Polizza cristalli: cosa copre, come funziona e quanto costa
Basta un sasso sollevato da un camion o uno sbalzo termico improvviso per incrinare il parabrezza e, di conseguenza, minare la sicurezza su strada. In questi casi, il danno non è soltanto estetico, ma strutturale e con implicazioni legali. La polizza cristalli nasce proprio per proteggere l’automobilista da questi imprevisti e garantire una soluzione rapida per far fronte al problema senza incidere in modo rilevante sulle spese familiari.
Cos’è la polizza cristalli
La polizza cristalli è una garanzia accessoria, e dunque facoltativa, collegata all’assicurazione auto che copre, entro i limiti previsti dal contratto, le spese di riparazione o sostituzione dei vetri del veicolo quando il danno rientra tra gli eventi assicurati, per esempio danni materiali di natura accidentale ai cristalli del parabrezza, del lunotto posteriore e dei finestrini laterali fissi o scendenti. Interviene quando un cristallo dell’auto si rompe, si scheggia o si crepa per un evento improvviso e non volontario. Non riguarda la normale usura del veicolo né i danni causati intenzionalmente o favoriti da comportamenti gravemente negligenti.

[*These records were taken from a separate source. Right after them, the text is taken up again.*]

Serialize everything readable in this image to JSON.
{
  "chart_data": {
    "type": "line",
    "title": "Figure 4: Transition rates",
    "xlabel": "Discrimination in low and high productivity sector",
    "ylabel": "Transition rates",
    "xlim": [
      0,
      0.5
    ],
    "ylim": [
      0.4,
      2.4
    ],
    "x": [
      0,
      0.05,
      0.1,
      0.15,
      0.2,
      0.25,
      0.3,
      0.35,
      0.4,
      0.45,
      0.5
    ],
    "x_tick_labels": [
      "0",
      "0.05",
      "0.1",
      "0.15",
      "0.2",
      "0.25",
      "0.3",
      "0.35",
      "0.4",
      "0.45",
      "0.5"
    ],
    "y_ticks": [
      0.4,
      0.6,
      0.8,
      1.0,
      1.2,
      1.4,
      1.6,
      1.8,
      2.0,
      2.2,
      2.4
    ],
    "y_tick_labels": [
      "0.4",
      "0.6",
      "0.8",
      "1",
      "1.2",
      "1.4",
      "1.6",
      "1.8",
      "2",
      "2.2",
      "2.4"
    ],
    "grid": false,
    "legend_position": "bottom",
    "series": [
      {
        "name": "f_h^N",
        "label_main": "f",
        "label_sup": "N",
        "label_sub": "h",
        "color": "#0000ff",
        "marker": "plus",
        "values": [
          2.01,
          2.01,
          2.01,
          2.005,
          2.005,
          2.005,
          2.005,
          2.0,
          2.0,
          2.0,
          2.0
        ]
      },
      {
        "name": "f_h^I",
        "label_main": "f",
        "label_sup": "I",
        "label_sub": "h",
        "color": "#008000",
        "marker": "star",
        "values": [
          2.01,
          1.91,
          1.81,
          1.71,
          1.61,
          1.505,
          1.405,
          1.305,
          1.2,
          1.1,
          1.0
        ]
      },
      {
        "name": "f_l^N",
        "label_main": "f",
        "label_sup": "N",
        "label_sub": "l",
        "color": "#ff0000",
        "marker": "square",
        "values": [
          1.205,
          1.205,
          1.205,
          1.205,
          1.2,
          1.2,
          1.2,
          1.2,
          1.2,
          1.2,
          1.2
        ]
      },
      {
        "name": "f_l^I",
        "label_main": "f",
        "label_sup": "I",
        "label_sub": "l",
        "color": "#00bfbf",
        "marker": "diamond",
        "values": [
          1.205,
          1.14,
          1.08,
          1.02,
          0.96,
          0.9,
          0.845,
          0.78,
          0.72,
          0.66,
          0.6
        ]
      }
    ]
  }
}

A cosa serve la garanzia cristalli
Il parabrezza è una componente fondamentale per la rigidità strutturale dell’abitacolo e per il per il corretto funzionamento di alcuni airbag; in più, nelle auto più recenti, può ospitare anche sensori, telecamere o dispositivi collegati ai sistemi di assistenza alla guida. Per questo è importante salvaguardarne l’integrità. Una semplice scheggiatura, se trascurata, può trasformarsi in una crepa profonda capace di compromettere la visibilità e dunque la sicurezza. La garanzia cristalli serve a ridurre l’impatto economico di un danno talvolta sottovalutato.
È obbligatoria o facoltativa?
A differenza della polizza RC Auto, che è obbligatoria per legge, la polizza cristalli è facoltativa. Può essere acquistata insieme alla polizza auto, se disponibile, ma non è necessaria per poter circolare. Tuttavia, l’articolo 79 del Codice della strada stabilisce che i veicoli a motore devono essere mantenuti in condizioni di efficienza e sicurezza. Circolare con un parabrezza danneggiato può portare a sanzioni amministrative che vanno da 87 a 344 euro.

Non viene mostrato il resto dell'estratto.